Sheriff Doug Gillespie said Beck gave back to the community, either through policing or on his own time, whenever he could.
“We all know that a person is not judged by what a person takes in life, but more importantly, what he gives out. By that measure, Alyn Beck gave so much to this community, and he deserves our greatest admiration,” Gillespie said.
Gillespie told the story of a 5-year-old boy who wanted to donate all of his birthday money, which was more than $100, during a fundraiser at a local bakery earlier this past week.
When an officer asked the boy if he was sure he wanted to give all of the money, the boy replied, “Yeah. It’s OK, because angel wings cost a lot of money,” Gillespie said.
After the service, friends, family members and law enforcement officers filed out of the performance hall and flooded into adjacent Symphony Park to witness Beck’s honor guard ceremony.

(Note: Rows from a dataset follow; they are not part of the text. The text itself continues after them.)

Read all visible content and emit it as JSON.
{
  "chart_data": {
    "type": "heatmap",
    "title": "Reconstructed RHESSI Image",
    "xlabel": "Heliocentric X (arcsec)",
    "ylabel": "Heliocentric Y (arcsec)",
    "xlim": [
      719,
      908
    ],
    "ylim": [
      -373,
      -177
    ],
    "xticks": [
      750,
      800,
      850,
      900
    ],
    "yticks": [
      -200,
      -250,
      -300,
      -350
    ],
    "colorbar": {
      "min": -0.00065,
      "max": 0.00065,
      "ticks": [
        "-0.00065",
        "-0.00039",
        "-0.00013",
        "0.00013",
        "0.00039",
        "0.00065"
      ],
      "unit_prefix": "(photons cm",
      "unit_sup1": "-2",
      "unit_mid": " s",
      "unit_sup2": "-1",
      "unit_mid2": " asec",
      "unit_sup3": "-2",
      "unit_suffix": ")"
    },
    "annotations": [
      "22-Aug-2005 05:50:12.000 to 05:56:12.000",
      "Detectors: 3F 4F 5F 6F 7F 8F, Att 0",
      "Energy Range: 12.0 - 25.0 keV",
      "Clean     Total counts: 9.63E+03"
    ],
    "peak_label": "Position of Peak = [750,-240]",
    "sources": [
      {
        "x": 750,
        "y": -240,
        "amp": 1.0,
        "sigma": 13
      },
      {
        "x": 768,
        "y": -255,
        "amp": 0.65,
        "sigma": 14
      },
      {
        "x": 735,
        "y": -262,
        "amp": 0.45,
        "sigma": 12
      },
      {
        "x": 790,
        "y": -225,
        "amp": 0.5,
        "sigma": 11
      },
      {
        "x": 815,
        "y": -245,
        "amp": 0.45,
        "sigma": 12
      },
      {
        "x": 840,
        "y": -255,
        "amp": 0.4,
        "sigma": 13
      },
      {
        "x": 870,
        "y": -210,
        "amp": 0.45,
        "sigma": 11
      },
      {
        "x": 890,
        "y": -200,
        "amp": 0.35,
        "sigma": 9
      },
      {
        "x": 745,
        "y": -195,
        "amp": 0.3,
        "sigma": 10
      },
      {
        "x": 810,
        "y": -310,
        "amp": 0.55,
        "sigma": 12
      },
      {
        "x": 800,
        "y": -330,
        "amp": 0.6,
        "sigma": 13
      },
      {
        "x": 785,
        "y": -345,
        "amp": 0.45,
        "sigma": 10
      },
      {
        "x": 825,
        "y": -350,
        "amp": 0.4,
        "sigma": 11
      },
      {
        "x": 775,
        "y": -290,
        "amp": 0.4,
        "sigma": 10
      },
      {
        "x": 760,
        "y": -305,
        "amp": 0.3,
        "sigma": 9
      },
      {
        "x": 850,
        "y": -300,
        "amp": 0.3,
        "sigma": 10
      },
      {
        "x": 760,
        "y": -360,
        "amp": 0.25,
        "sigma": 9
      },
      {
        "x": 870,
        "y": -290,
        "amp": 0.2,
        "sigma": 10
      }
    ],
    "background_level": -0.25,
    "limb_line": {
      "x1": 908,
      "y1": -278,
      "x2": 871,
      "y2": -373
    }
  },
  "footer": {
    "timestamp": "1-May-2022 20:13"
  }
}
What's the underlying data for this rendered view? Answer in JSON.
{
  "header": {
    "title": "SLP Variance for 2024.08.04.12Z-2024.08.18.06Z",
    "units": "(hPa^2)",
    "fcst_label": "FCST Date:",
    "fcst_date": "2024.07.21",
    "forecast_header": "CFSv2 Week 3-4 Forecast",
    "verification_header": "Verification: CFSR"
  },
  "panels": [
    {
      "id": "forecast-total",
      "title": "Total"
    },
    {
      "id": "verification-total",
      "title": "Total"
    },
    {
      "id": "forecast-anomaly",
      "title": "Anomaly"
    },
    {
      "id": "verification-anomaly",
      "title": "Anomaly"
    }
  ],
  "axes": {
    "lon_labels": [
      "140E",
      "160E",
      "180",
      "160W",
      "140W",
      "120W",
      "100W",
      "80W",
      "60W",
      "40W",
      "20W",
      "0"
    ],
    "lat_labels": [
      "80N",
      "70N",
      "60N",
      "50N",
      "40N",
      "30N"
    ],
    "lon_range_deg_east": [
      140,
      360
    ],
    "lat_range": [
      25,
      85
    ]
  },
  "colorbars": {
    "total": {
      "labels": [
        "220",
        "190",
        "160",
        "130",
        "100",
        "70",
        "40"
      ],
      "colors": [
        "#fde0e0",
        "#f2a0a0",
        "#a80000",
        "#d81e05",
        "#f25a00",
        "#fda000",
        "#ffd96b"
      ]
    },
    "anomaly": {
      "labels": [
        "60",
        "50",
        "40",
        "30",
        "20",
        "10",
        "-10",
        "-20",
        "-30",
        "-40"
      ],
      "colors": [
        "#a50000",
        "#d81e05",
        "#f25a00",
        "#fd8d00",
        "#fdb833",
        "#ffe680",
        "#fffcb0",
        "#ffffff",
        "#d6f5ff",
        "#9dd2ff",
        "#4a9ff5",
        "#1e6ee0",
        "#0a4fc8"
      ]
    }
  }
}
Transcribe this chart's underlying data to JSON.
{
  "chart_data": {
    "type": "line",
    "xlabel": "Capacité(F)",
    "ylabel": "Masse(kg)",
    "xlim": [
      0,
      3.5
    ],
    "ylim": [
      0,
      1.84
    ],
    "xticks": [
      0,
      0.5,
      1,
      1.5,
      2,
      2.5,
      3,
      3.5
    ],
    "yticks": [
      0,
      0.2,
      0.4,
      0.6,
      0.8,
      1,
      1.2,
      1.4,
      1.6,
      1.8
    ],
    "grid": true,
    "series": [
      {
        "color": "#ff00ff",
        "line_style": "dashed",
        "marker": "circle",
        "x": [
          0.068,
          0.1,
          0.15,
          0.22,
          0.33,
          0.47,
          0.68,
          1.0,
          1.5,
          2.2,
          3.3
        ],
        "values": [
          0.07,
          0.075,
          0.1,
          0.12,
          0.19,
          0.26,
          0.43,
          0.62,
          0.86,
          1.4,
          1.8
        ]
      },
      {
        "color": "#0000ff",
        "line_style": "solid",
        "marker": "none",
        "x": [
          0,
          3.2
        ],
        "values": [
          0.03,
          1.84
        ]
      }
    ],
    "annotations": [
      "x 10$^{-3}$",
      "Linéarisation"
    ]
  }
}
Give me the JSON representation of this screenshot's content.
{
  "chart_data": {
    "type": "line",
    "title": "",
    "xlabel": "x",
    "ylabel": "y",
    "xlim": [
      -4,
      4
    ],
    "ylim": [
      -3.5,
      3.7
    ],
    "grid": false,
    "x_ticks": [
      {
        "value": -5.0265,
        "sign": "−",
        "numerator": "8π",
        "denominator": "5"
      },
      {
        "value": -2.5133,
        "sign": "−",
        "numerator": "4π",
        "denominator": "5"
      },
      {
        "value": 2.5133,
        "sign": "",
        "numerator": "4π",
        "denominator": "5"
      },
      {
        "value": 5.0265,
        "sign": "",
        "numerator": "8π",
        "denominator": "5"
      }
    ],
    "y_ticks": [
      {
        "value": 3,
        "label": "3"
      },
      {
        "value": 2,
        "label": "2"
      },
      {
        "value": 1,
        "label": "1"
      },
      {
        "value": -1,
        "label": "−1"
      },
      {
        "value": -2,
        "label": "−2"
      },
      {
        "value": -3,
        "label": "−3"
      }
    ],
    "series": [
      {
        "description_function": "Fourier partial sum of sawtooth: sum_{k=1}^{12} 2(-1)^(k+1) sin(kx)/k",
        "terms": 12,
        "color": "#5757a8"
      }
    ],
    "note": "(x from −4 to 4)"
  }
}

The crowd came to a standstill as bagpipes played and drums rumbled in honor of the fallen officer. Nicole Beck put her arms around her son and oldest daughter as her husband’s casket was presented, draped in an American flag.
Andrea Soldo, the wife of slain officer Igor Soldo, was there in support of the Beck family, holding her infant son close as Gillespie hugged Nicole, her son and her oldest daughter and handed them Beck’s folded flag.
She smiled as the sheriff spoke softly to her and her children, his words silent to the crowd that surrounded them. She wiped away tears as Beck’s final radio call rang out across the park.
“Officer Alyn Beck, P-No. 7459, may he rest in peace. Secure. Final.”
Police helicopters thundered above, flying over the park as the ceremony drew to a close. Bagpipes belted out “Amazing Grace,” and one by one, officers gave Beck a final salute.
Amanda Miller shot and killed bystander Joseph Wilcox, 31, after he tried to confront Jerad Miller inside the Wal-Mart. The married couple fled there after killing the two police officers.
Jerad Miller, 31, was shot and killed in a shootout with a police tactical team inside the store. Amanda Miller, 22, shot and killed herself.
Police still don’t know the motives behind the attack by the Millers, who often expressed anti-government views to friends and on social media sites.
A funeral service will be held for Wilcox on June 22.